Separation of 4 Tetrahydrocannabinol Isomers: Δ6a/10a, Δ8, Δ9, and Δ10 on a Single Quad LCMS

Importance of the Topic

The rapid expansion of the cannabis and hemp industries has heightened the need for precise quantification of tetrahydrocannabinol (THC) isomers. Regulatory definitions, such as the 2018 Farm Bill, classify hemp by a total THC threshold of 0.3 %, driving demand for analytical methods capable of differentiating Δ6a/10a-THC, Δ8-THC, Δ9-THC and Δ10-THC. Accurate isomer separation is critical to verify legal compliance, ensure product safety and support quality control in research and commercial laboratories.

Objectives and Study Overview

This study aimed to develop and validate a rapid, single-run LC-MS method for baseline separation and quantitation of four THC isomers together with cannabidiol (CBD) and tetrahydrocannabinolic acid (THCA). Key goals included:

• Chromatographic resolution of Δ6a/10a-THC, Δ8-THC, Δ9-THC and Δ10-THC in under eight minutes.
• Use of single quadrupole mass detection with selected ion monitoring (SIM) and in-source collision induced dissociation (CID) for structural confirmation.
• Application of the method to real hemp flower samples to verify compliance below 0.3 % THC.

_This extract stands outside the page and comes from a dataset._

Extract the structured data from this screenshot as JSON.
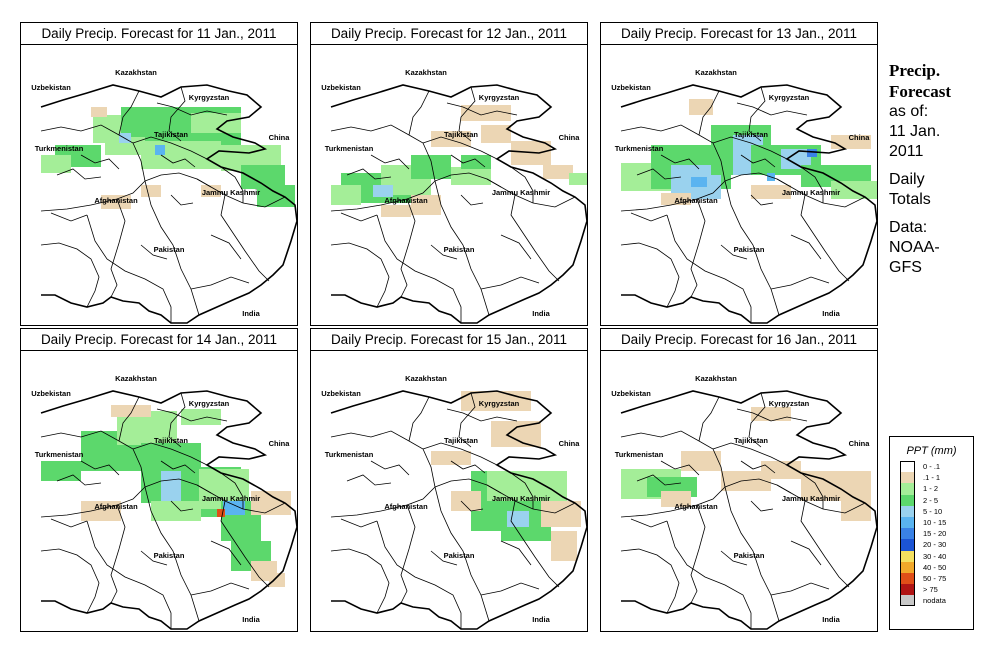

Methodology and Instrumentation

A Shimadzu LCMS-2020 single quadrupole mass spectrometer was coupled to a Nexera 40 UHPLC system equipped with a photodiode array (PDA) detector. Separation employed a Restek Raptor C18 column (150 × 2.1 mm, 2.7 µm) at 40 °C and a gradient of aqueous ammonium formate (5 mM, 0.1 % formic acid) and 50:50 methanol:acetonitrile with 0.1 % formic acid. The flow rate was 0.7 mL/min and injection volume 5 µL.

Mass spectrometry parameters included:

• Drying gas flow 15 L/min, interface temperature 350 °C, DL temperature 250 °C, heat block 400 °C.
• SIM channels at m/z 315.15 (positive) and 357.15 (negative) for target analytes.
• In-source CID at 55 V to generate characteristic fragment ions for each isomer.

Sample preparation involved grinding 100 mg of dry hemp flower, extracting with 10 mL methanol, vortexing and centrifugation. Supernatants were spiked with Δ9-D3-THC internal standard and analyzed against neat calibration curves (0.01–10 ng/µL).

Main Results and Discussion

All four THC isomers, CBD and THCA were baseline separated within eight minutes. Retention times were confirmed with neat standards and PDA detection at 220 nm. In-source CID spectra provided unique fragments: m/z 299 for Δ6a/10a-THC, m/z 247 for Δ8/Δ9-THC, and m/z 217 for Δ10-THC; further differentiation between Δ8 and Δ9 was achieved by monitoring m/z 239.

Calibration curves exhibited excellent linearity (R2 ≥ 0.996) and accuracy between 83.7 % and 117.3 % with RSD ≤ 7.85 %. Application to two hemp samples demonstrated total THC content below the 0.3 % legal limit using both conventional (Δ9-THC + 0.877×THCA) and isomer-inclusive potency calculations.

Benefits and Practical Applications

This method provides a fast, robust approach for simultaneous quantitation and confirmation of multiple THC isomers alongside key cannabinoids. Single-quad instrumentation with SIM and in-source CID offers cost-effective compliance testing for regulatory, quality control and research settings. The short run time and simple sample preparation support high-throughput laboratories.

Future Trends and Application Possibilities

Expanding this approach to additional minor cannabinoids and terpenes could offer broader phytochemical profiling. Integration with high-resolution mass spectrometry may further improve specificity. Automation of sample preparation and data processing will support even higher throughput demands. Emerging regulatory requirements for minor cannabinoid isomers will drive continued method refinement.

Conclusion

A Shimadzu LCMS-2020 single quadrupole system paired with UHPLC-PDA successfully achieved baseline separation and quantitation of four THC isomers in under eight minutes. The method demonstrated strong linearity and accuracy, and effectively measured total THC in hemp samples below the legal threshold. Its speed, simplicity and cost-effectiveness make it a valuable tool for the cannabis and hemp analytical community.

References

None reported in the source document.